Cloake board
- Classification: Beekeeping
- Inventor: Harry Cloake

= Cloake board =

Piece of equipment used in beekeeping

A Cloake board is a piece of equipment used in beekeeping to facilitate raising queen bees. Invented by New Zealander Harry Cloake, the Cloake board consists of a queen excluder mounted to a wooden frame. The wooden frame contains a slot which allows a "temporary" floor (solid divider) to be inserted.

==Cloake method of queen rearing==
The Cloake method of queen rearing involves a series of stages which divide a colony into a queenright lower colony and a queenless upper colony to improve acceptance of grafted larvae, or to facilitate the creation of queen cells naturally.

===Stage one===
Cloake board insertion: The Cloake board is placed between two hive bodies when the queen is known to be in the lower hive body. Because a Cloake board either contains or is used with a queen excluder, the laying queen will be restricted to the lower hive body from this point forward. Frames containing larvae should be moved to the upper box to encourage nurse bees to come up, these will be needed to attend to the future queen cells. At this time the lower entrance to the hive is reversed so that it faces the opposite direction and then closed. Without the slide in floor in place, the Cloake Board functions as an upper entrance for workers, who re-orient to enter the hive using the upper entrance.

===Stage two===
Slide in the metal divider (insert): By sliding the divider into the Cloake board, the single functioning colony is now divided into two parts – a queenright lower colony and a queenless upper colony. The lower entrance is re-opened, allowing bees in the queenright section to exit the hive. When those bees return, they will do so to the upper entrance, but not be able to enter the lower colony. This results in a higher population of bees in the upper colony. The upper colony is typically left alone for 24 hours for a settling period, in which the bees determine that they are queenless, and prepare to replace their missing queen.

===Stage three===
Grafted cells Installed: The queenless upper colony is now prepared to raise queens, and by inserting queen rearing bars with grafted larvae, the beekeeper provides candidates for new queens. At this time any emergency queen cells will be removed by the beekeeper. Stage three continues for one to two days, long enough for the cells to be fully accepted and built up.

===Stage four===
Rejoin colonies as a "Finisher": The slide-in-divider is removed from the Cloake board. The queen excluder continues to retain the laying queen in the lower colony while the combined colony incubates the grafted queens. The queen cells will be removed before they hatch and transferred to mating nucs.
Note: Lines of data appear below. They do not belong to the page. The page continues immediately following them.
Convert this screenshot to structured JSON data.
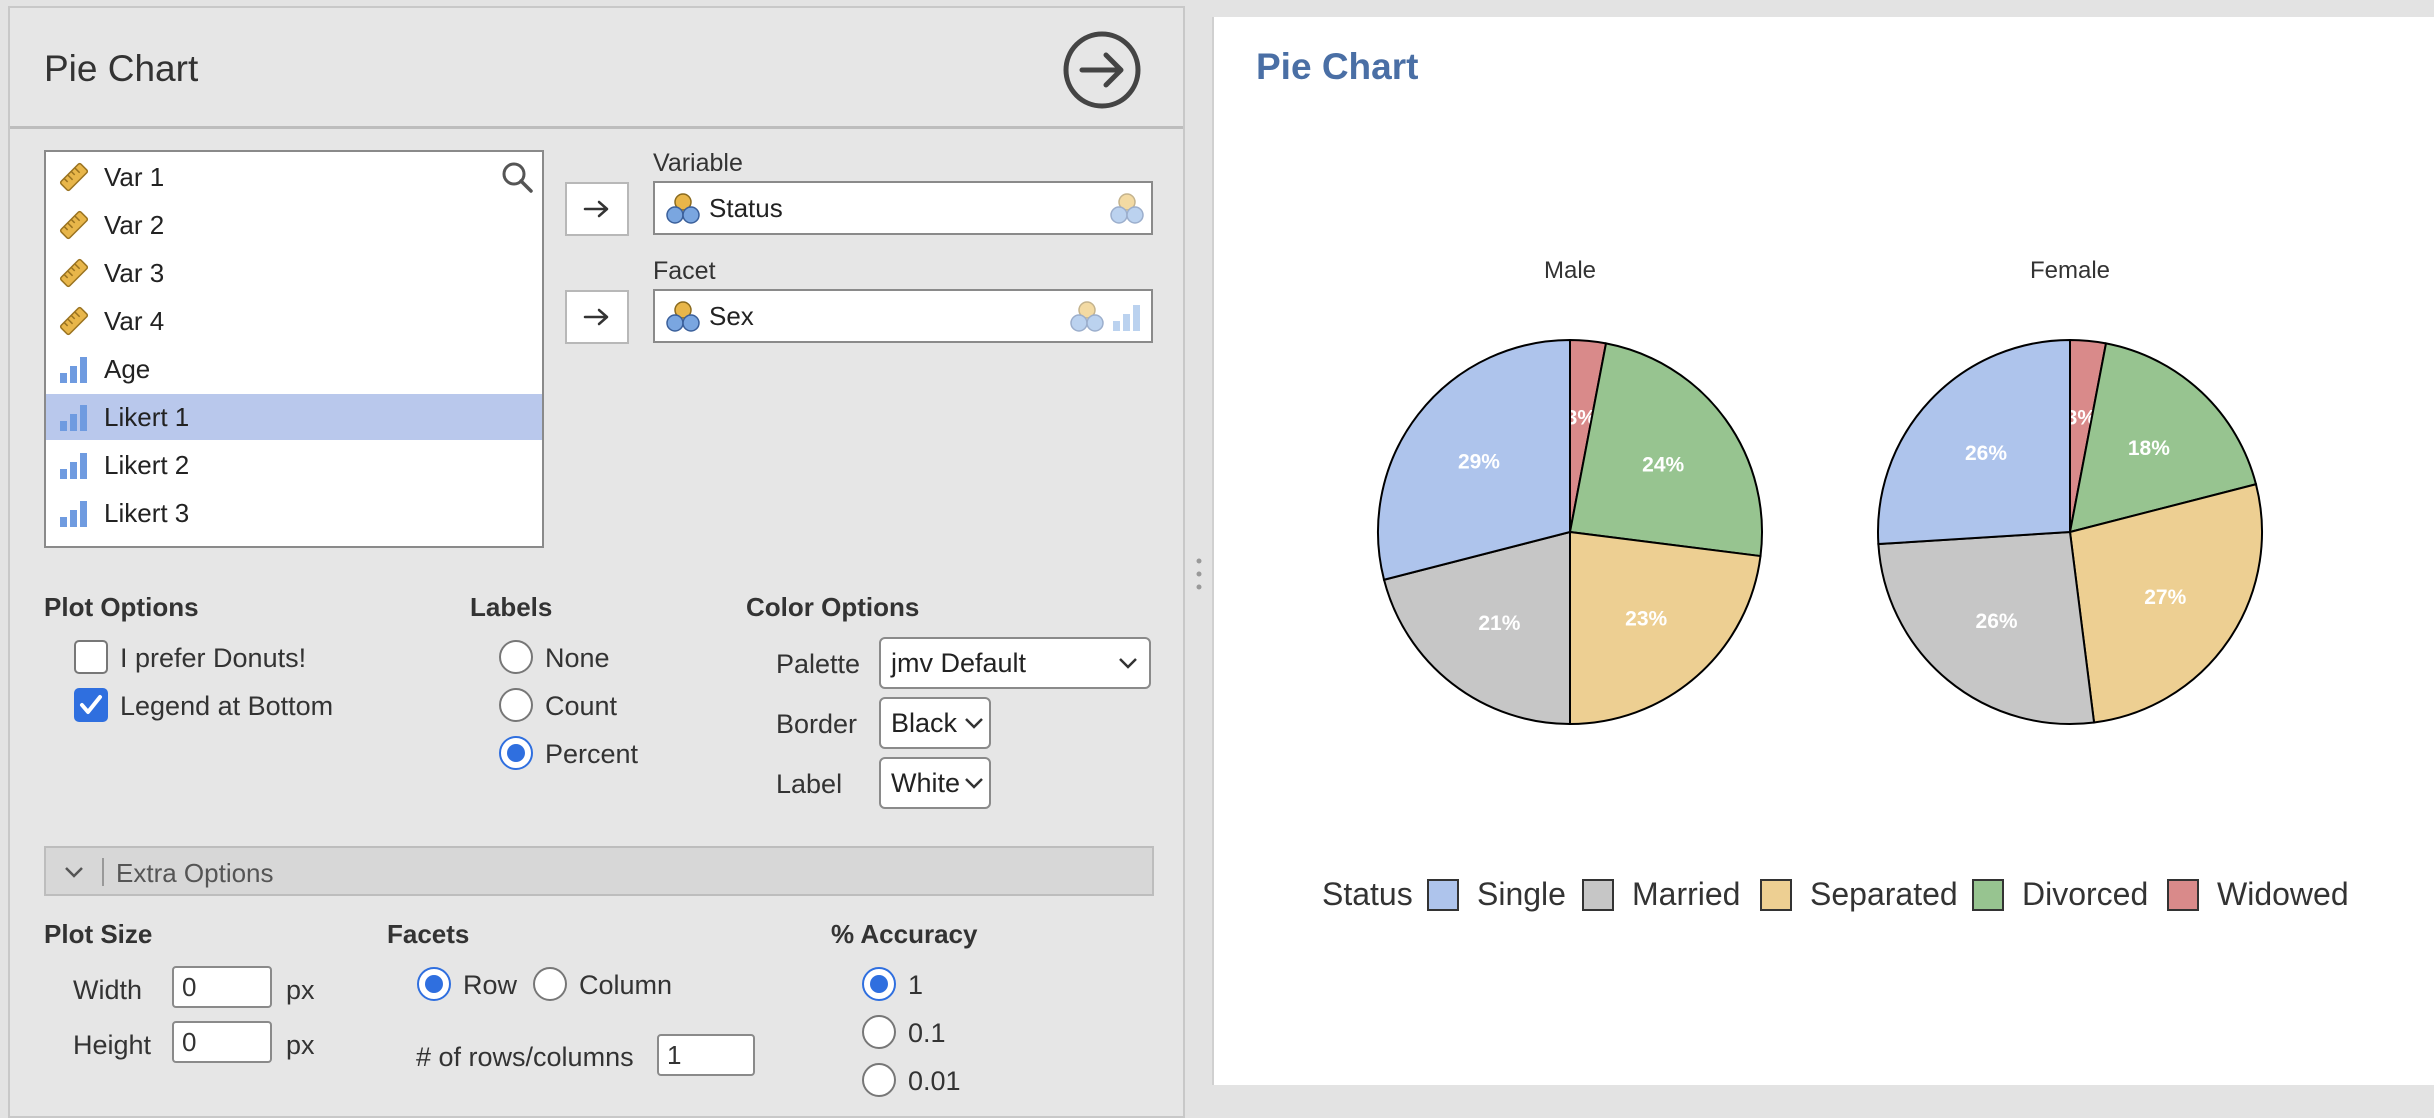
{
  "left_panel": {
    "title": "Pie Chart",
    "variables": [
      {
        "label": "Var 1",
        "icon": "ruler-icon"
      },
      {
        "label": "Var 2",
        "icon": "ruler-icon"
      },
      {
        "label": "Var 3",
        "icon": "ruler-icon"
      },
      {
        "label": "Var 4",
        "icon": "ruler-icon"
      },
      {
        "label": "Age",
        "icon": "bar-ordinal-icon"
      },
      {
        "label": "Likert 1",
        "icon": "bar-ordinal-icon",
        "selected": true
      },
      {
        "label": "Likert 2",
        "icon": "bar-ordinal-icon"
      },
      {
        "label": "Likert 3",
        "icon": "bar-ordinal-icon"
      }
    ],
    "variable_label": "Variable",
    "variable_value": "Status",
    "facet_label": "Facet",
    "facet_value": "Sex",
    "plot_options": {
      "header": "Plot Options",
      "donut_label": "I prefer Donuts!",
      "donut_checked": false,
      "legend_bottom_label": "Legend at Bottom",
      "legend_bottom_checked": true
    },
    "labels": {
      "header": "Labels",
      "options": [
        "None",
        "Count",
        "Percent"
      ],
      "selected": "Percent"
    },
    "color_options": {
      "header": "Color Options",
      "palette_label": "Palette",
      "palette_value": "jmv Default",
      "border_label": "Border",
      "border_value": "Black",
      "label_label": "Label",
      "label_value": "White"
    },
    "extra_options_label": "Extra Options",
    "plot_size": {
      "header": "Plot Size",
      "width_label": "Width",
      "width_value": "0",
      "height_label": "Height",
      "height_value": "0",
      "unit": "px"
    },
    "facets": {
      "header": "Facets",
      "row_label": "Row",
      "column_label": "Column",
      "selected": "Row",
      "rows_cols_label": "# of rows/columns",
      "rows_cols_value": "1"
    },
    "accuracy": {
      "header": "% Accuracy",
      "options": [
        "1",
        "0.1",
        "0.01"
      ],
      "selected": "1"
    }
  },
  "results": {
    "title": "Pie Chart"
  },
  "colors": {
    "accent": "#2f6fdf",
    "results_title": "#4a6fa5",
    "selected_row": "#b9c8ec"
  },
  "chart_data": {
    "type": "pie",
    "facets": [
      {
        "name": "Male",
        "slices": [
          {
            "category": "Widowed",
            "value": 3,
            "label": "3%"
          },
          {
            "category": "Divorced",
            "value": 24,
            "label": "24%"
          },
          {
            "category": "Separated",
            "value": 23,
            "label": "23%"
          },
          {
            "category": "Married",
            "value": 21,
            "label": "21%"
          },
          {
            "category": "Single",
            "value": 29,
            "label": "29%"
          }
        ]
      },
      {
        "name": "Female",
        "slices": [
          {
            "category": "Widowed",
            "value": 3,
            "label": "3%"
          },
          {
            "category": "Divorced",
            "value": 18,
            "label": "18%"
          },
          {
            "category": "Separated",
            "value": 27,
            "label": "27%"
          },
          {
            "category": "Married",
            "value": 26,
            "label": "26%"
          },
          {
            "category": "Single",
            "value": 26,
            "label": "26%"
          }
        ]
      }
    ],
    "legend_title": "Status",
    "legend": [
      {
        "name": "Single",
        "color": "#aec4ec"
      },
      {
        "name": "Married",
        "color": "#c6c6c6"
      },
      {
        "name": "Separated",
        "color": "#edcf92"
      },
      {
        "name": "Divorced",
        "color": "#97c490"
      },
      {
        "name": "Widowed",
        "color": "#d98a8a"
      }
    ],
    "legend_position": "bottom",
    "border_color": "#000000",
    "label_color": "#ffffff"
  }
}
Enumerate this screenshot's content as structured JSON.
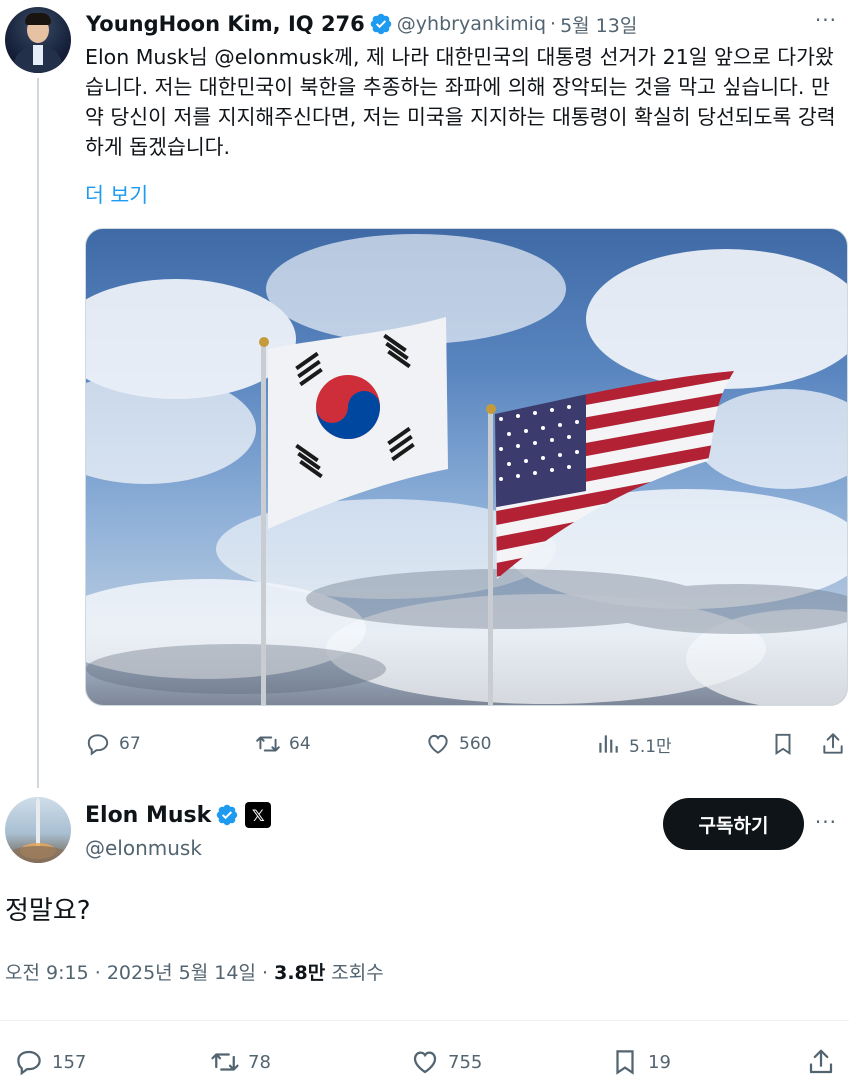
{
  "original_tweet": {
    "author_name": "YoungHoon Kim, IQ 276",
    "author_handle": "@yhbryankimiq",
    "separator": "·",
    "date": "5월 13일",
    "more_label": "···",
    "text": "Elon Musk님 @elonmusk께, 제 나라 대한민국의 대통령 선거가 21일 앞으로 다가왔습니다. 저는 대한민국이 북한을 추종하는 좌파에 의해 장악되는 것을 막고 싶습니다. 만약 당신이 저를 지지해주신다면, 저는 미국을 지지하는 대통령이 확실히 당선되도록 강력하게 돕겠습니다.",
    "show_more": "더 보기",
    "stats": {
      "replies": "67",
      "retweets": "64",
      "likes": "560",
      "views": "5.1만"
    }
  },
  "reply_tweet": {
    "author_name": "Elon Musk",
    "author_handle": "@elonmusk",
    "affiliate_badge": "𝕏",
    "subscribe_label": "구독하기",
    "more_label": "···",
    "text": "정말요?",
    "time": "오전 9:15",
    "date": "2025년 5월 14일",
    "separator": "·",
    "views_count": "3.8만",
    "views_label": "조회수",
    "stats": {
      "replies": "157",
      "retweets": "78",
      "likes": "755",
      "bookmarks": "19"
    }
  },
  "colors": {
    "verified": "#1d9bf0",
    "link": "#1d9bf0",
    "muted": "#536471",
    "text": "#0f1419"
  },
  "icons": [
    "verified-badge-icon",
    "reply-icon",
    "retweet-icon",
    "like-icon",
    "views-icon",
    "bookmark-icon",
    "share-icon",
    "more-icon"
  ]
}
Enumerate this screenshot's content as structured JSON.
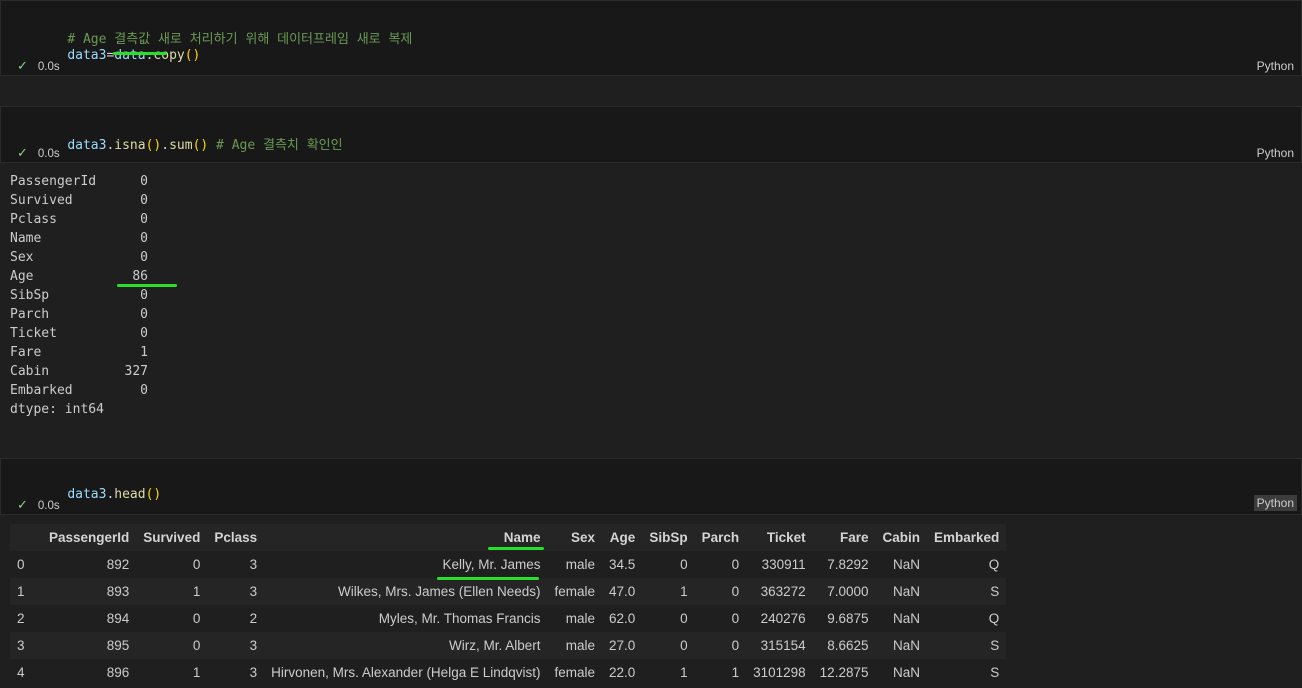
{
  "cells": [
    {
      "comment_line": "# Age 결측값 새로 처리하기 위해 데이터프레임 새로 복제",
      "code_var": "data3",
      "code_op": "=",
      "code_obj": "data",
      "code_dot": ".",
      "code_fn": "copy",
      "code_parens": "()",
      "status_check": "✓",
      "status_time": "0.0s",
      "language": "Python"
    },
    {
      "code_var": "data3",
      "code_dot1": ".",
      "code_fn1": "isna",
      "code_parens1": "()",
      "code_dot2": ".",
      "code_fn2": "sum",
      "code_parens2": "()",
      "comment": " # Age 결측치 확인인",
      "status_check": "✓",
      "status_time": "0.0s",
      "language": "Python"
    },
    {
      "code_var": "data3",
      "code_dot": ".",
      "code_fn": "head",
      "code_parens": "()",
      "status_check": "✓",
      "status_time": "0.0s",
      "language": "Python"
    }
  ],
  "series_output": {
    "rows": [
      {
        "name": "PassengerId",
        "value": "0"
      },
      {
        "name": "Survived",
        "value": "0"
      },
      {
        "name": "Pclass",
        "value": "0"
      },
      {
        "name": "Name",
        "value": "0"
      },
      {
        "name": "Sex",
        "value": "0"
      },
      {
        "name": "Age",
        "value": "86"
      },
      {
        "name": "SibSp",
        "value": "0"
      },
      {
        "name": "Parch",
        "value": "0"
      },
      {
        "name": "Ticket",
        "value": "0"
      },
      {
        "name": "Fare",
        "value": "1"
      },
      {
        "name": "Cabin",
        "value": "327"
      },
      {
        "name": "Embarked",
        "value": "0"
      }
    ],
    "dtype": "dtype: int64"
  },
  "dataframe": {
    "columns": [
      "",
      "PassengerId",
      "Survived",
      "Pclass",
      "Name",
      "Sex",
      "Age",
      "SibSp",
      "Parch",
      "Ticket",
      "Fare",
      "Cabin",
      "Embarked"
    ],
    "rows": [
      [
        "0",
        "892",
        "0",
        "3",
        "Kelly, Mr. James",
        "male",
        "34.5",
        "0",
        "0",
        "330911",
        "7.8292",
        "NaN",
        "Q"
      ],
      [
        "1",
        "893",
        "1",
        "3",
        "Wilkes, Mrs. James (Ellen Needs)",
        "female",
        "47.0",
        "1",
        "0",
        "363272",
        "7.0000",
        "NaN",
        "S"
      ],
      [
        "2",
        "894",
        "0",
        "2",
        "Myles, Mr. Thomas Francis",
        "male",
        "62.0",
        "0",
        "0",
        "240276",
        "9.6875",
        "NaN",
        "Q"
      ],
      [
        "3",
        "895",
        "0",
        "3",
        "Wirz, Mr. Albert",
        "male",
        "27.0",
        "0",
        "0",
        "315154",
        "8.6625",
        "NaN",
        "S"
      ],
      [
        "4",
        "896",
        "1",
        "3",
        "Hirvonen, Mrs. Alexander (Helga E Lindqvist)",
        "female",
        "22.0",
        "1",
        "1",
        "3101298",
        "12.2875",
        "NaN",
        "S"
      ]
    ]
  },
  "colors": {
    "background": "#1f1f1f",
    "cell_background": "#181818",
    "annotation_green": "#28e02a",
    "comment": "#6a9955",
    "variable": "#9cdcfe",
    "function": "#dcdcaa",
    "paren": "#ffd700"
  }
}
Following the removal of the ripe queen cells the cloake board can be removed to re-establish the single united colony.

===Alternate method – no grafting===
A cloake board can also be employed to create queen cells on existing frames without grafting. The steps are basically the same as above with the following modifications:
- Stage 2: Before sliding the solid divider in place, inspect the top brood box and determine there is at least one frame with new unhatched eggs. Multiple frames with new eggs will often result in multiple frames with queen cells.
- Stage 3: N/A.
- Stage 4: After finishing, you can either cut out the queen cells and place them in mating nucs, or place an entire frame with finished queen cells in a mating nuc.